L’IPV a aussi été calculé pour les trois grands biomes afin d’avoir une vision plus approfondie de l’état de la biodiversité dans les différents écosystèmes de la région.

[5]Écosystèmes d’eau douce

Les écosystèmes d’eau douce indiquent une baisse des populations de 28%. À l’exception des oiseaux d’eau tous les groupes taxonomiques présentent une forte baisse de leurs effectifs.

 

 

[6]Écosystèmes marins

L’écosystème qui indique le déclin le plus dramatique, 52% des populations marines étant en déclin, notamment les populations de poissons dans les zones côtières et pélagiques.

 

 

 

[7]Écosystèmes terrestres

Les écosystèmes terrestres sont les seuls écosystèmes à indiquer une tendance positive avec une augmentation de 46% des populations de vertébrés. Cependant moins de données ont été collectées pour les milieux terrestres, en particulier dans le sud et l’est du bassin méditerranéen. Il est donc nécessaire de faire des recherches plus approfondies sur tous les taxons terrestres sur l’ensemble du territoire méditerranéen si nous voulons avoir une vision claire de l’état de la biodiversité dans ces milieux.

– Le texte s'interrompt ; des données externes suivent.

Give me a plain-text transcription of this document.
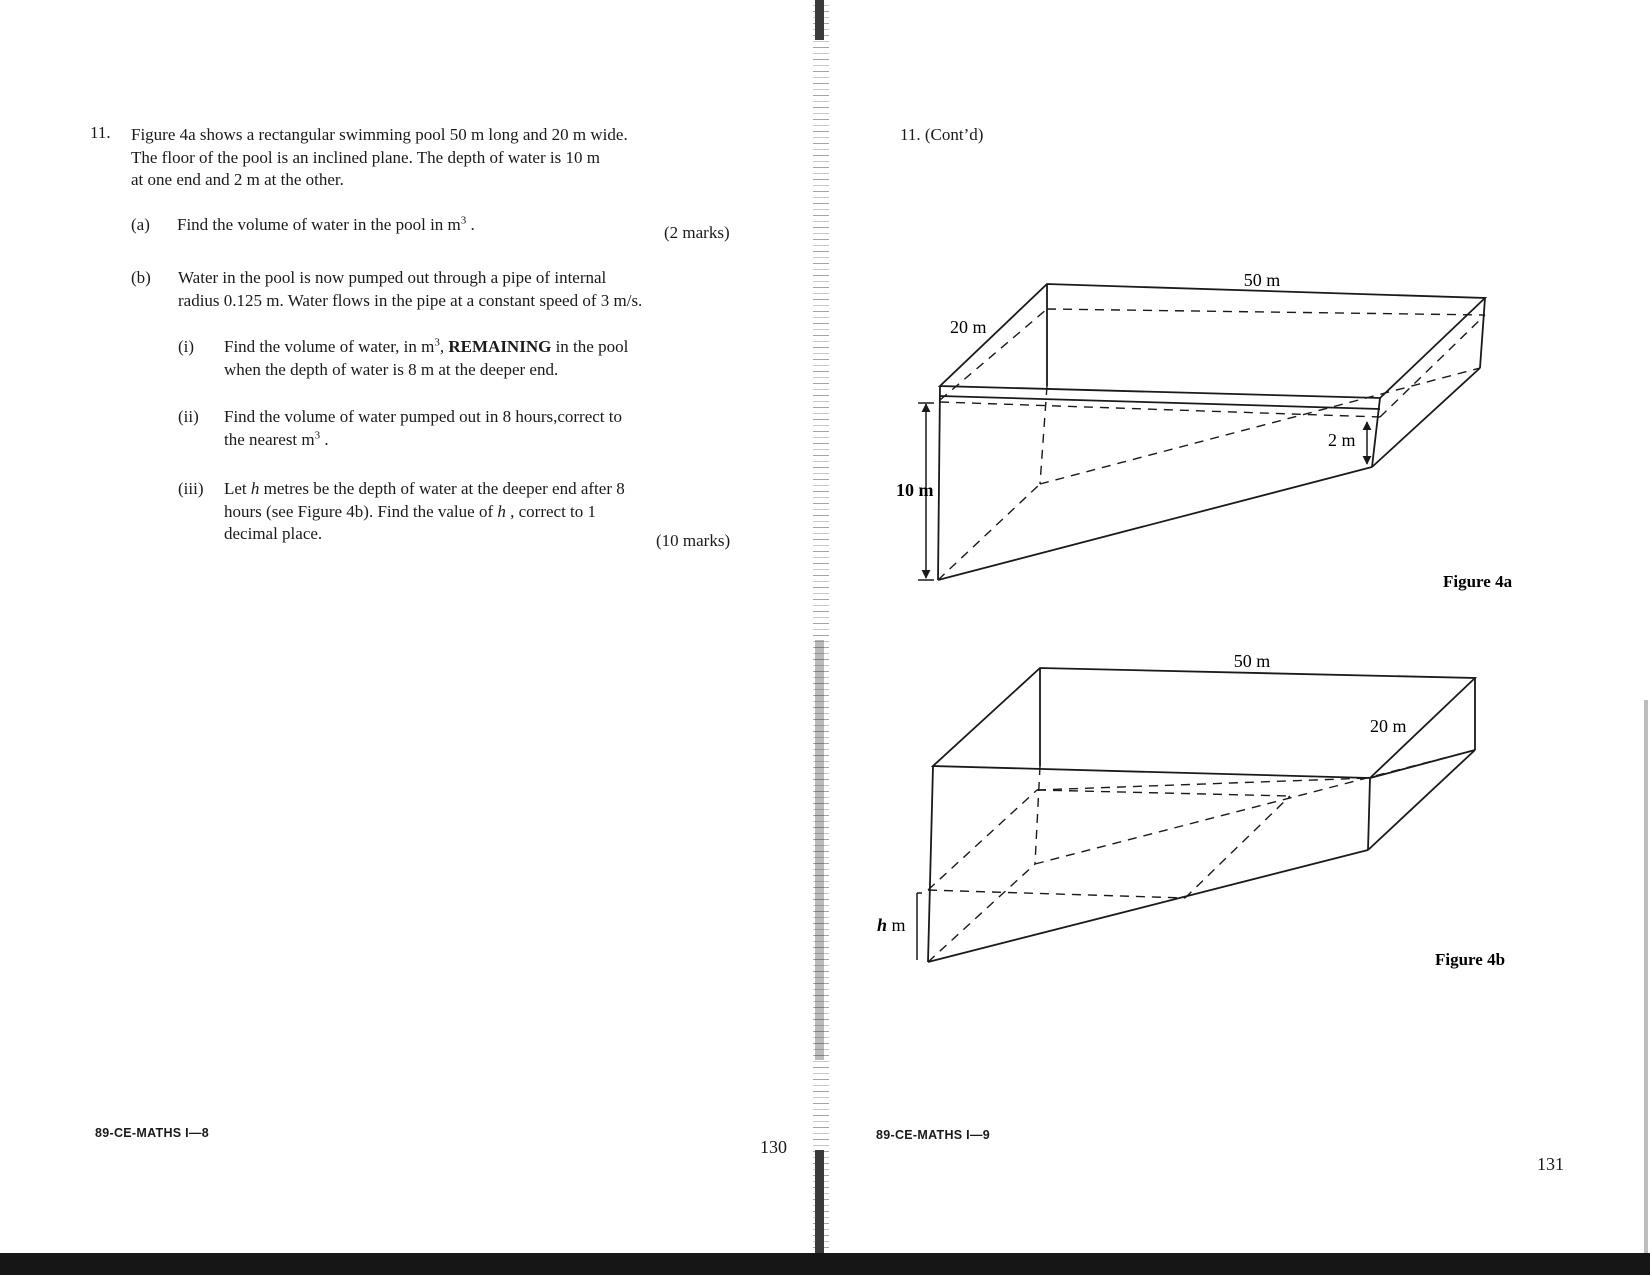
11. Figure 4a shows a rectangular swimming pool 50 m long and 20 m wide.
The floor of the pool is an inclined plane. The depth of water is 10 m
at one end and 2 m at the other.
(a) Find the volume of water in the pool in $m^3$ .	(2 marks)
(b) Water in the pool is now pumped out through a pipe of internal
radius 0.125 m. Water flows in the pipe at a constant speed of 3 m/s.
(i) Find the volume of water, in $m^3$, REMAINING in the pool
when the depth of water is 8 m at the deeper end.
(ii) Find the volume of water pumped out in 8 hours,correct to
the nearest $m^3$ .
(iii) Let h metres be the depth of water at the deeper end after 8
hours (see Figure 4b). Find the value of h , correct to 1
decimal place.	(10 marks)
89-CE-MATHS I—8
130
11. (Cont’d)
50 m
20 m
10 m
2 m
Figure 4a
50 m
20 m
h m
Figure 4b
89-CE-MATHS I—9
131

[8]Tendance préoccupante pour les espèces endémiques du bassin méditerranéen

Plus d’un tiers des espèces sont endémiques, c’est-à-dire qu’elles sont présentes dans le bassin méditerranéen et nulle part ailleurs dans le monde. L’IPV indique qu’en moyenne les populations d’espèces endémiques sont en forte diminution (-37%) et que les populations d’amphibiens endémiques sont particulièrement touchées.

Les pressions directes qui pèsent sur les espèces

Les principales menaces pesant sur les espèces méditerranéennes ont été évaluées grâce à un autre indicateur de l’état de la biodiversité – la liste Rouge de L’UICN. Les activités humaines qui contribuent à la dégradation de l’état de la biodiversité sont classifiées en tant que pressions directes. Les pressions directes qui ont le plus d’impact en Méditerranée ont été regroupées selon le schéma de classification des menaces de l’UICN (version 3.2 ; UICN, 2020) :

L’agriculture intensive

Entraine une augmentation de la pollution et la disparition des paysages culturels de la région, comme les oliveraies ou dehesas[1] [9] traditionnelles, riches en biodiversité.

Impacte 28 % des espèces terrestres.

L’urbanisation

Détruit, fragmente ou réduit la qualité des habitats pour les espèces et augmente la pollution de l’air et de l’eau.

Impacte environ 20 % de toutes les espèces dans tous les biomes.

La surexploitation d’espèces

Réduit les populations naturelles des espèces chassées, pêchées ou cueillies. Cela inclut les espèces qui sont tuées accidentellement comme les prises accessoires dans les filets de pêche.

C’est la plus grande menace pour les écosystèmes marins, menaçant 45% des espèces marines.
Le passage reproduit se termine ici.